February 14, 2005
STRIKE ANYWHERE [I]TO LIVE IN DISCONTENT[/I] REVIEW
Everyone knows of that one band that everyone talks about - but you have no idea who they are. So when they come up in conversation you just nod and smile, pretending you know what's going on until you slowly fade yourself out of the conversation or change the topic before they find out you have no idea who they are. For me, Strike Anywhere were one of those bands. Whenever anyone talked about them I just nodded and smiled and pretended to know what I'm talking about when in fact I had only really heard one song from them (which was the music video on a compilation). So when it was revealed that Strike Anywhere were set to release a new CD, I figured it's about time I got to actually know the band.
Before I mislead you anymore, let me tell you that To Live In Discontent is NOT a new album by Strike Anywhere. It is a B-side collection. The first two tracks were previously released as the “Bread or Revolution” seven inch on Fat Wreck Chords. Tracks 3 through 8 were previously released as “Chorus of One” CD EP on Red Leader Records, and vinyl on No Idea. Track 9 was from Exit English while track 10 was from their demo. The last three songs are cover songs: Two Sides by Gorilla Biscuits, Values Here by Dag Nasty and Where Are They Now? by Cock Sparrer.
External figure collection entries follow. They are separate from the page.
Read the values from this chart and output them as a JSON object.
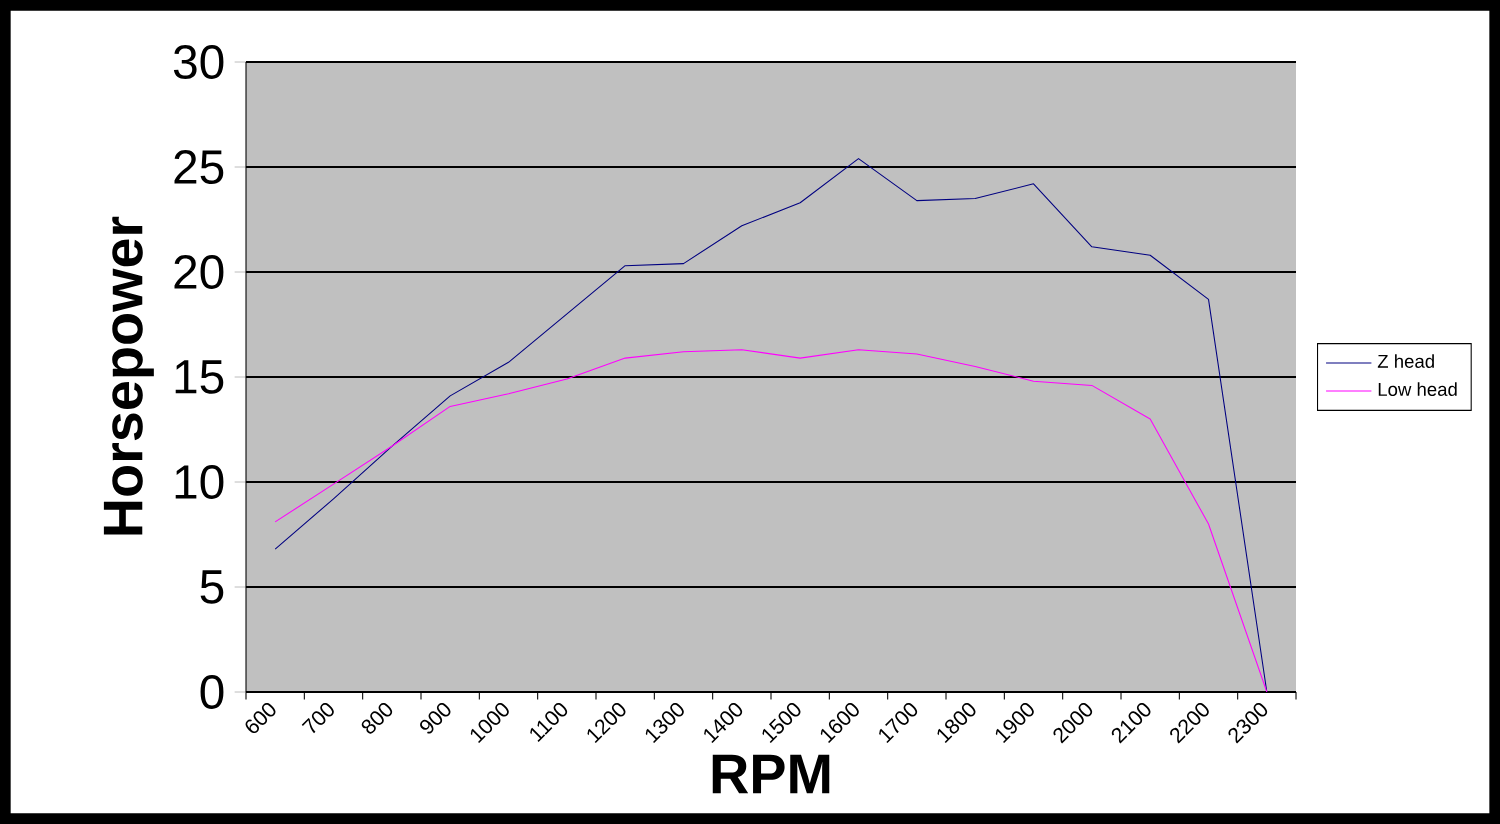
{
  "chart_data": {
    "type": "line",
    "xlabel": "RPM",
    "ylabel": "Horsepower",
    "categories": [
      "600",
      "700",
      "800",
      "900",
      "1000",
      "1100",
      "1200",
      "1300",
      "1400",
      "1500",
      "1600",
      "1700",
      "1800",
      "1900",
      "2000",
      "2100",
      "2200",
      "2300"
    ],
    "series": [
      {
        "name": "Z head",
        "color": "#000080",
        "values": [
          6.8,
          9.2,
          11.7,
          14.1,
          15.7,
          18.0,
          20.3,
          20.4,
          22.2,
          23.3,
          25.4,
          23.4,
          23.5,
          24.2,
          21.2,
          20.8,
          18.7,
          0
        ]
      },
      {
        "name": "Low head",
        "color": "#ff00ff",
        "values": [
          8.1,
          9.9,
          11.7,
          13.6,
          14.2,
          14.9,
          15.9,
          16.2,
          16.3,
          15.9,
          16.3,
          16.1,
          15.5,
          14.8,
          14.6,
          13.0,
          8.0,
          0
        ]
      }
    ],
    "ylim": [
      0,
      30
    ],
    "yticks": [
      0,
      5,
      10,
      15,
      20,
      25,
      30
    ],
    "grid": "y",
    "legend": "right",
    "marker": "none",
    "line_style": "solid"
  }
}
So really, this "new" CD gives you a great feel off the band throughout their entire career; and it is safe to say that they have stayed incredibly consistent. Fast paced hardcore punk rock anthems laced with sociopolitical lyrics all across this release, making it fun and energizing. The lyrics come flying at you somewhat reminiscent of Kevin Seconds and you soon find yourself shouting along with the infectious and furious choruses. They are highly political, without coming off trite and forced. It is an album full of fist pumping anthems with a select few that are able to really blow you away. All in all, it adds up for one solid release of B-sides.
So now when people start talking about Strike Anywhere I'll finally be able to pitch in a few opinions here and there rather then just nod and smile like the ignorant fool I was. But I should probably look into getting a copy of Exit English if I really want to join the conversation because although To Live In Discontent gives you a good background of the band, there's still more to hear from them, and Exit English was their break through release. It is a great release for any fan or person wanting to hear more from these Richmond, Virginia boys nonetheless.